Câmara rejeita proibir recuperação judicial contra princípios do Direito

15/05/2017 - 15:46  

Cleia Viana / Câmara dos Deputados
Reunião Ordinária. Dep. Jorge Corte Real (PTB-PE)
Côrte Real: possibilidade de juiz anular recuperação judicial pode gerar incerteza no mercado

A Comissão de Desenvolvimento Econômico, Indústria, Comércio e Serviços rejeitou proposta que proibia a aprovação de plano de recuperação judicial de empresas com violação de princípios constitucionais, do Direito ou de normas públicas. Conforme a matéria, se a assembleia de credores aprovasse esse tipo de plano, as cláusulas poderiam ser anuladas pelo juiz.

A medida estava prevista no Projeto de Lei 5042/13, do deputado Carlos Bezerra (PMDB-MT), que recebeu parecer pela rejeição do relator, deputado Jorge Côrte Real (PTB-PE). Por tramitar em caráter conclusivo e ter sido rejeitado na única comissão de mérito que o analisou, o projeto será arquivado, a menos que haja recurso para que seja analisado pelo Plenário.

Com o projeto, Carlos Bezerra buscava justamente evitar a anulação judicial de decisões tomadas por credores. Por isso, resolveu prever em lei a possibilidade de o juiz anular planos de recuperação, ainda que aprovados em assembleia.

Jorge Côrte Real, no entanto, entende que hoje a homologação judicial do plano de recuperação já exige perfeita conformidade com as regras e princípios do ordenamento jurídico vigente, não sendo necessária a alteração proposta pelo projeto.

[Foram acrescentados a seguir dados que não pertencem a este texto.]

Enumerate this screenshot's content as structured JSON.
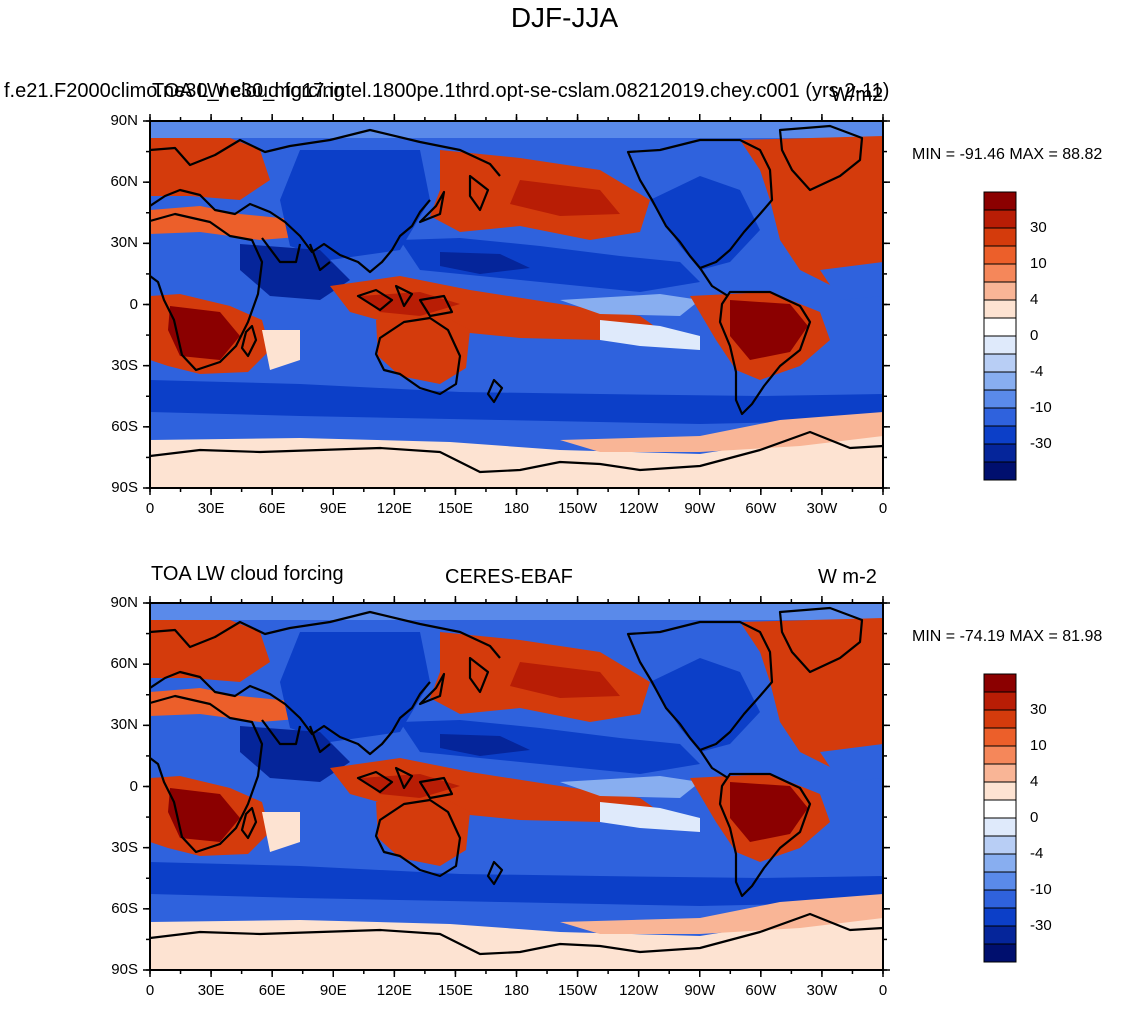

“A legislação atual, por meio da Lei 11.101/05 [Nova Lei de Falências], já cumpre o objetivo de prover ao mercado segurança jurídica, previsibilidade e clareza nas ações de recuperação judicial e proteção aos direitos dos credores”, afirmou.

Na avaliação do relator, a possibilidade de nulidade do plano de recuperação judicial pelo juiz pode comprometer a soberania da assembleia geral de credores e o instituto da recuperação, potencializando a incerteza jurídica para credores e devedores.